A large and growing body of work identifies ecological factors associated with invasion and integrates these factors into predictive weed risk assessment tools. These predictive methodologies can be used to select biofuel feedstocks that present low invasion risk, but this information has not been universally adopted. Voluntary best practices created by IUCN and the Roundtable on Sustainable Biofuels call for producers to avoid potentially invasive feedstocks and to use cultivation methods to reduce invasion risk. However, programs administered by federal and state agencies do not consistently follow these principles. A patchwork of regulations and incentive programs mitigate invasive species risks by influencing or limiting feedstock selection (including the use of genetically engineered cultivars) and by requiring producers to follow certain cultivation techniques or meet financial assurance requirements.

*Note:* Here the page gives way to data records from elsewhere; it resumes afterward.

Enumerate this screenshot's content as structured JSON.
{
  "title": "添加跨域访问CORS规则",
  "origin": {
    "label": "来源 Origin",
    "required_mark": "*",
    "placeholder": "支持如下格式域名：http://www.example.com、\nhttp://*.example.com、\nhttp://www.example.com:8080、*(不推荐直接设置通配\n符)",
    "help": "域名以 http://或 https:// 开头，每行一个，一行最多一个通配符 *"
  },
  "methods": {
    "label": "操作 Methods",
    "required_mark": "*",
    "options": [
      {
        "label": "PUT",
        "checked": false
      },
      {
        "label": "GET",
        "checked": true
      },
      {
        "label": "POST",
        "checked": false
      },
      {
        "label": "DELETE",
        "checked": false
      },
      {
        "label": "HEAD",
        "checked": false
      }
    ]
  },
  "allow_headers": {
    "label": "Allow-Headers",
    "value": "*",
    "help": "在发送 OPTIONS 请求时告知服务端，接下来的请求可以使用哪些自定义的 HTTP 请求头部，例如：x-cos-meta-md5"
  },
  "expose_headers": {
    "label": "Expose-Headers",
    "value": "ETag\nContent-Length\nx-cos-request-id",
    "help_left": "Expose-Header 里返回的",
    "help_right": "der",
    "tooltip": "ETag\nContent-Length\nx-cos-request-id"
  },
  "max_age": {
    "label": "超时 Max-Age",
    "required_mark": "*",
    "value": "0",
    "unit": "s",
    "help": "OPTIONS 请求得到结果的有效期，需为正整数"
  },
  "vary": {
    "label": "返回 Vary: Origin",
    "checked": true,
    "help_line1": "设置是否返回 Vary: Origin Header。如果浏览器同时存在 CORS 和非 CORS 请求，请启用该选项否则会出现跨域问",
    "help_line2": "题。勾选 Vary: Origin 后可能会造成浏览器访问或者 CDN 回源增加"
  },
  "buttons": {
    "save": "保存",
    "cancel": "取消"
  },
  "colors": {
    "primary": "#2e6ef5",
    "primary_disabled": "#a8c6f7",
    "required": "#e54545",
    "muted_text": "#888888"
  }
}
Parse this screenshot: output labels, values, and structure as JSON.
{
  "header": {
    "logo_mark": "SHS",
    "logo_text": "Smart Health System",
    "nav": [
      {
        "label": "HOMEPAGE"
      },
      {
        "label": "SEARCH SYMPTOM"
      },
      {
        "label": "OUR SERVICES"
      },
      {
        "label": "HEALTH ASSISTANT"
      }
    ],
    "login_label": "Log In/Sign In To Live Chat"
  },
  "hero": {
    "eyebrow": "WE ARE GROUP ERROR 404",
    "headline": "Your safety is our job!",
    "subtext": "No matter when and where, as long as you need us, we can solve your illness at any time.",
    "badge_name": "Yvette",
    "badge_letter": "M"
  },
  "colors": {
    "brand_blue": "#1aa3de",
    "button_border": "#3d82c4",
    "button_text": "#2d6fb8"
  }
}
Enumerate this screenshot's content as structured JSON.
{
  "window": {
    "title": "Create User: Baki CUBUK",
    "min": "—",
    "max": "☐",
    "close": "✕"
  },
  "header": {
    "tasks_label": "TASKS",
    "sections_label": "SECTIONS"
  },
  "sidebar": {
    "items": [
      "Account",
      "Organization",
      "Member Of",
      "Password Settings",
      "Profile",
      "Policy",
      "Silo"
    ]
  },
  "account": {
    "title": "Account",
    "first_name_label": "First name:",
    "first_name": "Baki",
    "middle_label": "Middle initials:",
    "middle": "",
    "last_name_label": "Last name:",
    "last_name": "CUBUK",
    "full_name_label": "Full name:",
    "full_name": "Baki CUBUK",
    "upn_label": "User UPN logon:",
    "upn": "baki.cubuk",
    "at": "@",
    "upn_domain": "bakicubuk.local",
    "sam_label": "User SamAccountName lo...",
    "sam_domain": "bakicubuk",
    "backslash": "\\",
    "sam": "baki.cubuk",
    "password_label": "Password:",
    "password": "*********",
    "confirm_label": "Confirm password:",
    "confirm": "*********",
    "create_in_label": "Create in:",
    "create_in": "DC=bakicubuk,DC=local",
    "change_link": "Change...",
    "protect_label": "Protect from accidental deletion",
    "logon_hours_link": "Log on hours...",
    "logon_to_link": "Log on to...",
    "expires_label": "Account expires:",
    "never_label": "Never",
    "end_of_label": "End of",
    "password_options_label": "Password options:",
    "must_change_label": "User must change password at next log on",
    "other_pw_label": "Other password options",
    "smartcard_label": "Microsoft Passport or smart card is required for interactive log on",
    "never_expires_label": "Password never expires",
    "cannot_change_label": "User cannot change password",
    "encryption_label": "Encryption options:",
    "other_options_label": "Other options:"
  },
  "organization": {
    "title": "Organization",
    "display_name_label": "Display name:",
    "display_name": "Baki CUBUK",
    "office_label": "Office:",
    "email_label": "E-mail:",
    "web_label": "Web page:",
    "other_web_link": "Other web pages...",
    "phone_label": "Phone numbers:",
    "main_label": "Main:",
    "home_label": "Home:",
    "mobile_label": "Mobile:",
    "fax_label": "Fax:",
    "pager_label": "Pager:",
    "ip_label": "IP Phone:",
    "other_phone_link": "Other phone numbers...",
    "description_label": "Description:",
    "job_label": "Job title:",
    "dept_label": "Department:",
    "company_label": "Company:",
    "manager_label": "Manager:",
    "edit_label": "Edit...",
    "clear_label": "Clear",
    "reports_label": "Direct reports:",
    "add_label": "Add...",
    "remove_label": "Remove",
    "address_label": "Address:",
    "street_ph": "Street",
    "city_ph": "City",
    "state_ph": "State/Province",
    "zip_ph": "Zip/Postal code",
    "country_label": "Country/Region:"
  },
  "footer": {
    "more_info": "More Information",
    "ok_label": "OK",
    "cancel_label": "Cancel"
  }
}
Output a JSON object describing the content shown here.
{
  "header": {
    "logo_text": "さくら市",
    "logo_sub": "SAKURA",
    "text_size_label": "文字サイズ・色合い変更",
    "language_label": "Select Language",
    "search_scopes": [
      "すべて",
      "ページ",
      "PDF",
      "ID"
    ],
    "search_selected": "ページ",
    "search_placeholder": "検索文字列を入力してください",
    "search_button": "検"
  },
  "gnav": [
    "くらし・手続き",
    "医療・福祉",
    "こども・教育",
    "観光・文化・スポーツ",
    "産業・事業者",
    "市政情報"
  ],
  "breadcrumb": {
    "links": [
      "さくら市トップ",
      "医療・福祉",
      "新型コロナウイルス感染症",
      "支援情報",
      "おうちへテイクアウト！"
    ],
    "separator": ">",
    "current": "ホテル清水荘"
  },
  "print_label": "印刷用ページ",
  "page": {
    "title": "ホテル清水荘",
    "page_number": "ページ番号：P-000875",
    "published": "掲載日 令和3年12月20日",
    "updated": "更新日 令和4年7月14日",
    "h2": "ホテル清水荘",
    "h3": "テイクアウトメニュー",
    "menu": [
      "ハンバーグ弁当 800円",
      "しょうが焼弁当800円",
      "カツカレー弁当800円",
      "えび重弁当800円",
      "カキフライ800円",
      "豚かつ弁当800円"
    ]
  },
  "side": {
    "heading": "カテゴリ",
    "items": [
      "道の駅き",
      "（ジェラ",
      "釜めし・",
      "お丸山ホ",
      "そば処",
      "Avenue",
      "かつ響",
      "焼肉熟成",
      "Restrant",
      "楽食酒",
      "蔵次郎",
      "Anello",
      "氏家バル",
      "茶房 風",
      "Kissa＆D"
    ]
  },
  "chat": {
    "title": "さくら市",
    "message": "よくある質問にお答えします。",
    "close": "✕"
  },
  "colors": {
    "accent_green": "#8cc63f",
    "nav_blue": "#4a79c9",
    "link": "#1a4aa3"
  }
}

Some feedstocks are noxious weeds subject to specific import and cultivation restrictions, but other species are unregulated or, in some cases, qualify for production incentives despite high potential for invasion.  Cultivation requirements are similarly inconsistent; risk mitigation requirements may be required at the state level or for products of genetic engineering, but are not required for all feedstocks with high invasion risk, nor is it always clear which species are ineligible in cases where incentive programs specify the avoidance of potential invaders.  We conclude that government agencies and producers are unevenly and inconsistently applying scientific information on invasion and that development of a more coordinated approach to feedstock selection and cultivation can greatly reduce the risk that biofuel development will result in the introduction or spread of invasive species in the United States.